How to get content of a node or bookmark as HTML, WordML, RTF?

How to get content of a node or bookmark as HTML, WordML, RTF?

Many customers of Aspose.Words ask this question, but so far there was no simple one-line-of-code way of doing that in Aspose.Words.

The general solution we recommended so far was to “extract” the document fragment you are interested in into a separate Document object and then use Document.Save to save it in the desired format. Extracting the fragment might be done either by deleting all content from the document except the fragment you are interested in, or by copying the fragment into an empty Document instance. Because the Document is a tree of nodes, extracting a fragment is not always straightforward and requires a bit of coding with traversing nodes.

We would like to change that and make it easy for you. The reason we have not yet done this is “complex consequences” that are not immediately apparent to the users who ask for this feature, but are very apparent to us when we try to think of implementing this feature.

This post is to let you, the user who asks for this feature see the “consequences” of this feature and seek your feedback. Once we decide how to proceed, we will quickly implement extracting HTML, WordML, RTF and any other format from nodes, bookmarks and any other document fragments.

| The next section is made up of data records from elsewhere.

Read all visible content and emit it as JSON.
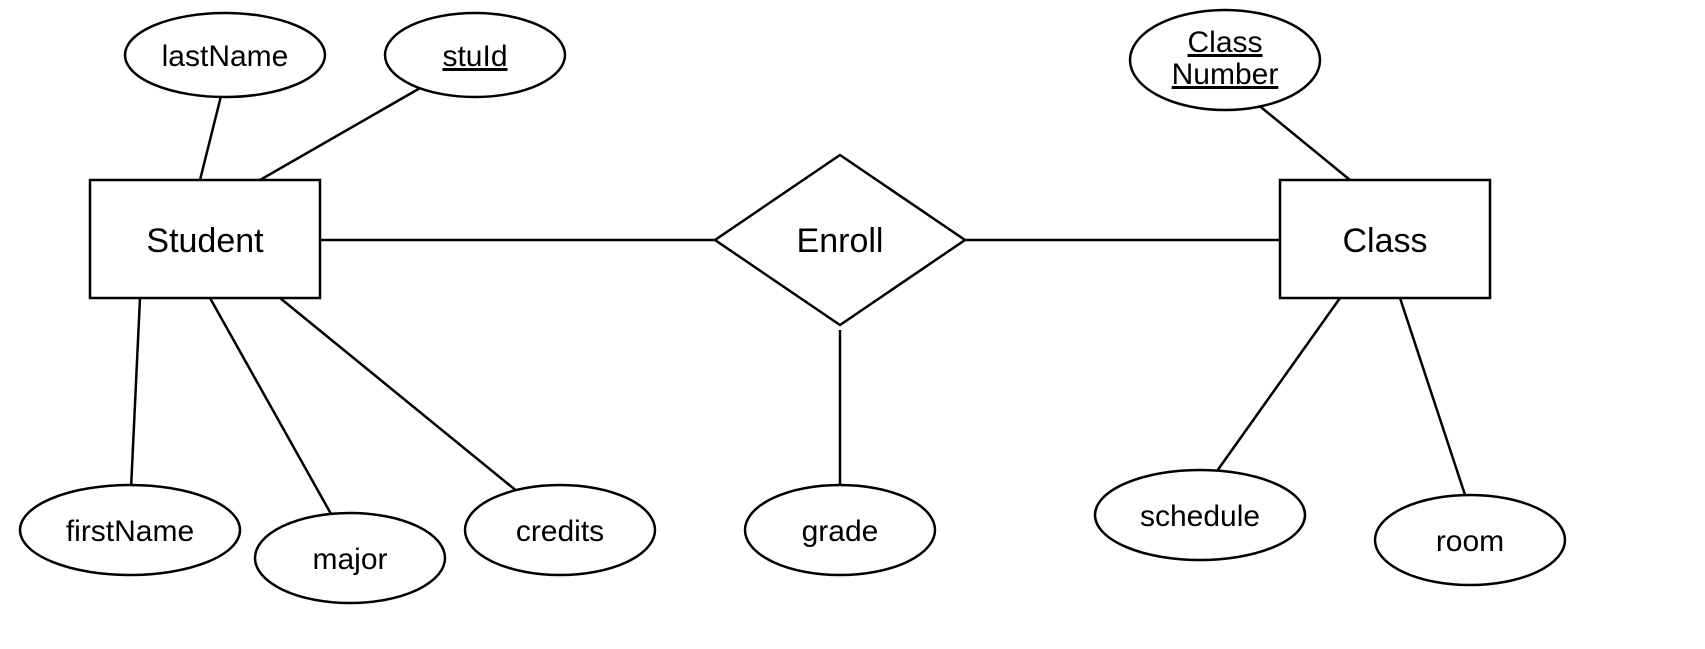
{
  "entities": {
    "student": {
      "label": "Student"
    },
    "class": {
      "label": "Class"
    }
  },
  "relationship": {
    "enroll": {
      "label": "Enroll"
    }
  },
  "attributes": {
    "lastName": {
      "label": "lastName",
      "key": false
    },
    "stuId": {
      "label": "stuId",
      "key": true
    },
    "firstName": {
      "label": "firstName",
      "key": false
    },
    "major": {
      "label": "major",
      "key": false
    },
    "credits": {
      "label": "credits",
      "key": false
    },
    "grade": {
      "label": "grade",
      "key": false
    },
    "classNumber": {
      "line1": "Class",
      "line2": "Number",
      "key": true
    },
    "schedule": {
      "label": "schedule",
      "key": false
    },
    "room": {
      "label": "room",
      "key": false
    }
  }
}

Where Should the Images Go?

You want to obtain contents of a node or bookmark as an HTML string. All you want to do is:

string htmlString = doc.Range.Bookmarks[“MyBookmark”].ToHtml();

It is often forgotten that the fragment could contain images. When a complete document is saved to HTML, the images are written as separate files and the output HTML file references them.

However, what to do with images when extracting only a fragment of a document as HTML? Should we just ignore the images in this case?

What’s an RTF Fragment?

It is easy to say “I want RTF of that paragraph”, but the problem is that any RTF fragment (or WordML or OOXML for that matter) is only valid within the context of a particular document.

There are several document-wide structures that every fragment will often refer to. For example, an RTF fragment will use \f0 etc keywords to refer to entries in the font table. That is if you don’t carry an RTF font table along with that RTF paragraph then the “references” to fonts will be dangling and you will never find out what font is used by text of the RTF fragment.

This situation is not limited to fonts and RTF, it is much more widespread. Other document-wide structures that are often referenced are styles and list (numbering) and this affects not only RTF, but WordML and OOXML.

In WordML there is a thing called “context free chunk” that could be used to solve the problem.  A context free chunk is basically a “mini document” that includes all the document-wide-structures that are referenced by that particular document fragment. Brian Jones gives a bit of info about context free chunks here : http://blogs.msdn.com/brian_jones/archive/2005/07/20/441167.aspx

What do you think if we make Node.ToWordML() to return XML in the context free chunk format? I am not so sure about RTF and OOXML though. For RTF we will probably have to return a complete “mini document”. For OOXML… no ideas so far.

Jagged Fragments

A bookmark in a Word document can start in a paragraph outside of a table, but end inside a table. The document is a tree of nodes and the situation looks something like this:

<p><bmkStart name=”MyBookmark/></p>

<table>
<tr>
<tc><p><bmkEnd name=”MyBookmark”/></p></tc>
</tr>
</table>

If you want to get content of MyBookmark as HTML or WordML you are looking at several “jagged” nodes. That is start of table, row and cell elements are inside the bookmark, but they end outside of it. How do you want that exported?

A possible solution is to “snap” up or down until the jagged fragment is closed. It could be possible to snap so the whole table is included in the bookmark or excluded. What do you think?